Monday, September 20, 2010

The Mirror House

Some people swore that the house was haunted. Potts was the only one willing to go in every year and dismantle it. The mirrors had to be taken down separately, then the walls, then the platform. By the time Potts was done, it wasn’t anything much. Once you saw the skeleton of it, the house didn’t seem like something to be scared of.

The year Potts left the carnival was the first year he broke a mirror. It came down on him like a father’s hand—swift and sharp. He was lifting it off the wall when he saw Linda staring back at him.

She was all distorted probably because the mirror she was standing in was the one that makes you look like a snake that just ate a gazelle. The cut went up and out of her waist and he could see the scar tissue wrapping itself around her like her own injury was going to smother her.

Instead of pushing the image away from himself, he pulled it closer. He needed to see her, and the image was so clear despite the distortion the he felt like he could pull her down on top of him the way he used to when they’d be on the Ferris Wheel at night, and he’d pay Rich to leave them up top once most of the customers had gone.

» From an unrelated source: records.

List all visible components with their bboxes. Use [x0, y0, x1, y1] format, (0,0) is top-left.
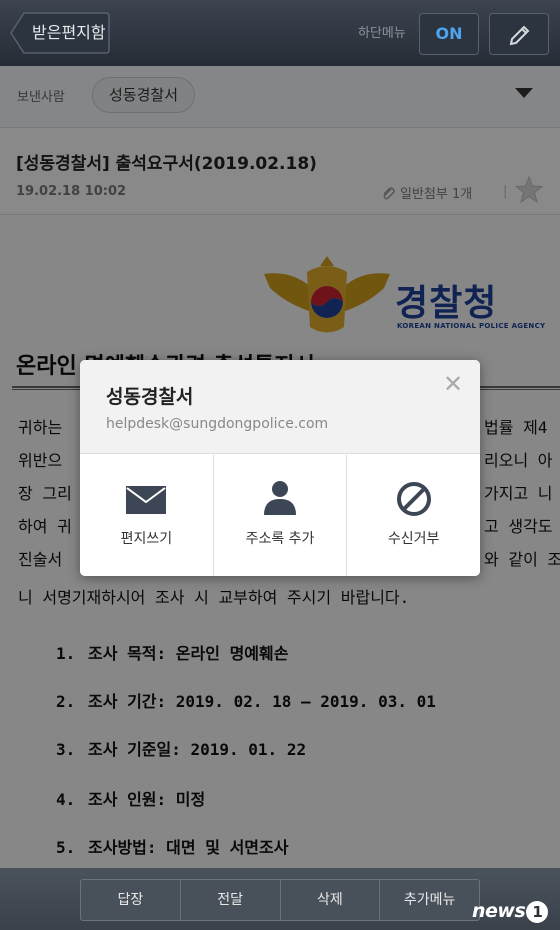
bottom-menu-label: 하단메뉴 [358, 26, 406, 41]
envelope-icon [126, 486, 167, 514]
add-contact-button[interactable]: 주소록 추가 [213, 455, 348, 576]
sender-popup: 성동경찰서 helpdesk@sungdongpolice.com ✕ 편지쓰기… [80, 360, 480, 576]
block-icon [396, 482, 431, 516]
popup-sender-email: helpdesk@sungdongpolice.com [106, 416, 329, 432]
delete-button[interactable]: 삭제 [281, 880, 381, 920]
watermark-text: news [472, 900, 526, 922]
forward-button[interactable]: 전달 [181, 880, 281, 920]
pencil-icon [509, 25, 530, 46]
popup-sender-name: 성동경찰서 [106, 386, 194, 408]
watermark-badge: 1 [526, 901, 549, 923]
popup-actions: 편지쓰기 주소록 추가 수신거부 [80, 455, 480, 576]
write-mail-button[interactable]: 편지쓰기 [80, 455, 214, 576]
top-bar: 받은편지함 하단메뉴 ON [0, 0, 560, 66]
add-contact-label: 주소록 추가 [245, 531, 315, 547]
block-sender-button[interactable]: 수신거부 [347, 455, 480, 576]
back-button[interactable]: 받은편지함 [10, 12, 110, 54]
back-button-label: 받은편지함 [32, 23, 106, 42]
bottom-menu-toggle[interactable]: ON [419, 13, 479, 55]
news1-watermark: news 1 [472, 900, 549, 923]
compose-button[interactable] [489, 13, 549, 55]
block-sender-label: 수신거부 [387, 531, 440, 547]
more-menu-button[interactable]: 추가메뉴 [380, 880, 479, 920]
popup-header: 성동경찰서 helpdesk@sungdongpolice.com ✕ [80, 360, 480, 454]
reply-button[interactable]: 답장 [81, 880, 181, 920]
write-mail-label: 편지쓰기 [120, 531, 173, 547]
toolbar-button-group: 답장 전달 삭제 추가메뉴 [80, 879, 480, 921]
person-icon [264, 481, 296, 515]
close-icon[interactable]: ✕ [443, 370, 463, 398]
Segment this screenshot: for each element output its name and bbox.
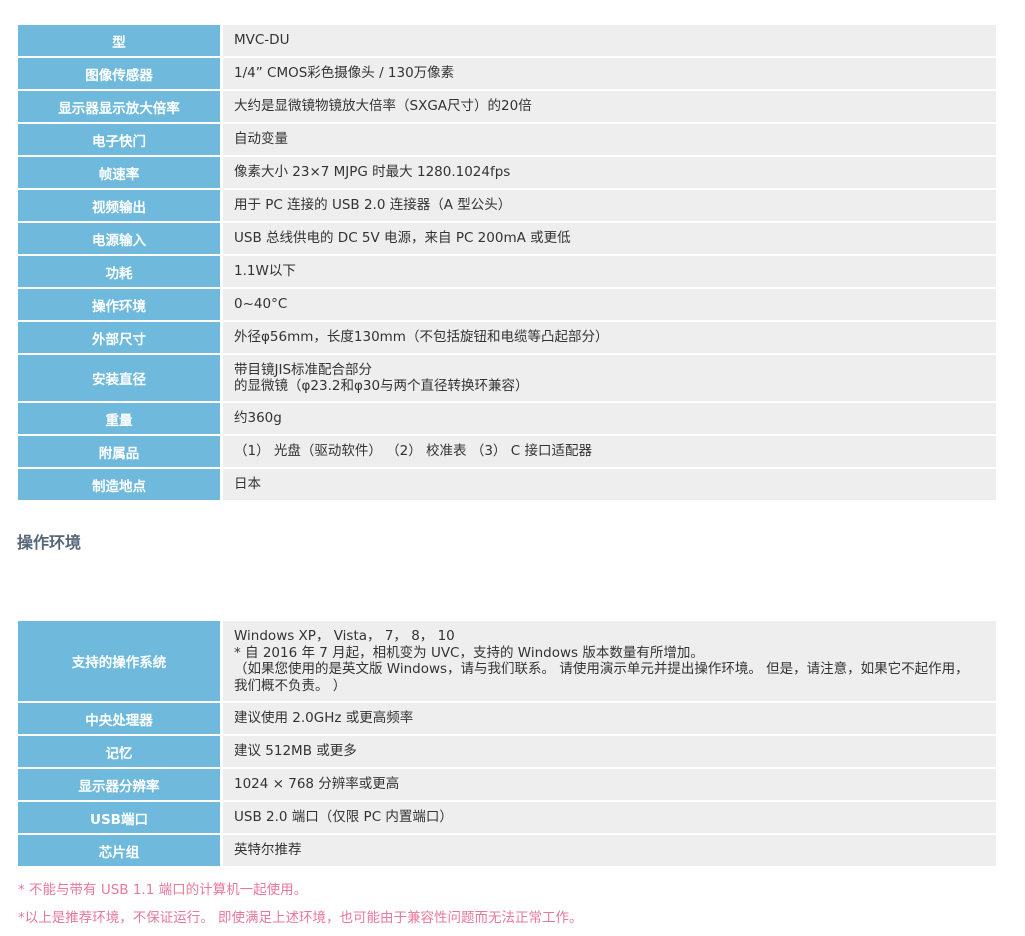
spec-value: 自动变量 [223,124,996,155]
spec-value: 大约是显微镜物镜放大倍率（SXGA尺寸）的20倍 [223,91,996,122]
spec-table: 型 MVC-DU 图像传感器 1/4” CMOS彩色摄像头 / 130万像素 显… [18,23,996,502]
spec-value: MVC-DU [223,25,996,56]
env-label: 显示器分辨率 [18,769,220,800]
table-row: 重量 约360g [18,403,996,434]
table-row: 显示器显示放大倍率 大约是显微镜物镜放大倍率（SXGA尺寸）的20倍 [18,91,996,122]
env-label: 记忆 [18,736,220,767]
spec-label: 型 [18,25,220,56]
spec-value: 1/4” CMOS彩色摄像头 / 130万像素 [223,58,996,89]
table-row: USB端口 USB 2.0 端口（仅限 PC 内置端口） [18,802,996,833]
spec-value: 用于 PC 连接的 USB 2.0 连接器（A 型公头） [223,190,996,221]
spec-label: 电子快门 [18,124,220,155]
spec-label: 电源输入 [18,223,220,254]
env-label: USB端口 [18,802,220,833]
table-row: 显示器分辨率 1024 × 768 分辨率或更高 [18,769,996,800]
table-row: 制造地点 日本 [18,469,996,500]
env-value: Windows XP， Vista， 7， 8， 10 * 自 2016 年 7… [223,621,996,701]
environment-table: 支持的操作系统 Windows XP， Vista， 7， 8， 10 * 自 … [18,619,996,868]
spec-value: USB 总线供电的 DC 5V 电源，来自 PC 200mA 或更低 [223,223,996,254]
table-row: 支持的操作系统 Windows XP， Vista， 7， 8， 10 * 自 … [18,621,996,701]
table-row: 芯片组 英特尔推荐 [18,835,996,866]
spec-value: 1.1W以下 [223,256,996,287]
spec-label: 操作环境 [18,289,220,320]
env-value: 建议 512MB 或更多 [223,736,996,767]
table-row: 附属品 （1） 光盘（驱动软件） （2） 校准表 （3） C 接口适配器 [18,436,996,467]
spec-label: 图像传感器 [18,58,220,89]
table-row: 功耗 1.1W以下 [18,256,996,287]
spec-value: 0~40°C [223,289,996,320]
spec-label: 安装直径 [18,355,220,401]
table-row: 外部尺寸 外径φ56mm，长度130mm（不包括旋钮和电缆等凸起部分） [18,322,996,353]
spec-value: 日本 [223,469,996,500]
spec-label: 显示器显示放大倍率 [18,91,220,122]
env-value: 1024 × 768 分辨率或更高 [223,769,996,800]
spec-value: 约360g [223,403,996,434]
table-row: 安装直径 带目镜JIS标准配合部分 的显微镜（φ23.2和φ30与两个直径转换环… [18,355,996,401]
spec-label: 外部尺寸 [18,322,220,353]
table-row: 记忆 建议 512MB 或更多 [18,736,996,767]
footnote: *以上是推荐环境，不保证运行。 即使满足上述环境，也可能由于兼容性问题而无法正常… [18,910,583,926]
env-label: 中央处理器 [18,703,220,734]
env-value: USB 2.0 端口（仅限 PC 内置端口） [223,802,996,833]
table-row: 视频输出 用于 PC 连接的 USB 2.0 连接器（A 型公头） [18,190,996,221]
spec-value: 像素大小 23×7 MJPG 时最大 1280.1024fps [223,157,996,188]
spec-label: 帧速率 [18,157,220,188]
table-row: 中央处理器 建议使用 2.0GHz 或更高频率 [18,703,996,734]
table-row: 操作环境 0~40°C [18,289,996,320]
spec-label: 附属品 [18,436,220,467]
table-row: 图像传感器 1/4” CMOS彩色摄像头 / 130万像素 [18,58,996,89]
table-row: 电源输入 USB 总线供电的 DC 5V 电源，来自 PC 200mA 或更低 [18,223,996,254]
env-value: 建议使用 2.0GHz 或更高频率 [223,703,996,734]
spec-label: 视频输出 [18,190,220,221]
env-label: 芯片组 [18,835,220,866]
spec-value: （1） 光盘（驱动软件） （2） 校准表 （3） C 接口适配器 [223,436,996,467]
env-label: 支持的操作系统 [18,621,220,701]
spec-value: 带目镜JIS标准配合部分 的显微镜（φ23.2和φ30与两个直径转换环兼容） [223,355,996,401]
footnote: * 不能与带有 USB 1.1 端口的计算机一起使用。 [18,882,308,898]
env-value: 英特尔推荐 [223,835,996,866]
table-row: 型 MVC-DU [18,25,996,56]
table-row: 帧速率 像素大小 23×7 MJPG 时最大 1280.1024fps [18,157,996,188]
table-row: 电子快门 自动变量 [18,124,996,155]
section-heading: 操作环境 [17,533,82,552]
spec-label: 功耗 [18,256,220,287]
spec-label: 制造地点 [18,469,220,500]
spec-label: 重量 [18,403,220,434]
spec-value: 外径φ56mm，长度130mm（不包括旋钮和电缆等凸起部分） [223,322,996,353]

She’d wrap herself around him, and they’d make love looking out over the remains of what used to be farmland—now just parking lots for retail stores where carnivals came to erect bumper car halls and a house of mirrors where people could pretend they were tall or short or someone other than who they were. A place where they could look damaged on the outside for a change.

The mirror house was the only place Potts wouldn’t go in until it was time to take it down, and Linda used to tease him. She asked him if he was scared of looking at himself, and he’d just say he didn’t think there’d be much to see.

When the carnival sat down in Espejo, Linda went into town with the boys before the opening day. She wanted Potts to come, but he had mirrors to mount.

They all left that night in one pick-up, Linda riding in the back. The last thing Potts saw was her standing up, dancing around the back of the truck, like she was riding on a parade float.

Rich said she was still dancing when they blew a tire and flipped over. Linda landed on a fence next to the road, but the guys just got banged up.

When Potts looked in that mirror, he didn’t notice that Linda’s face was all stretched out and purple. He didn’t see that the fingers on her hand went all the way down her legs. He didn’t notice that the deepest part of her wound matched the color of her lips.

He just wanted to reach in and grab her, whoever she was.

. . . . .

They found the broken mirror, but they didn’t find Potts. He took off in the opposite direction with a couple hundred bucks he’d been saving and a picture of him and Linda playing Test Your Strength.

It was seeing Linda in the mirror that made him leave. It was what he saw when the mirror broke. A thousand pieces of him staring back up at him. Some jagged. Some blurry. Some split into two halves.

It was looking at himself that did it.

Nothing was ever the same again after that.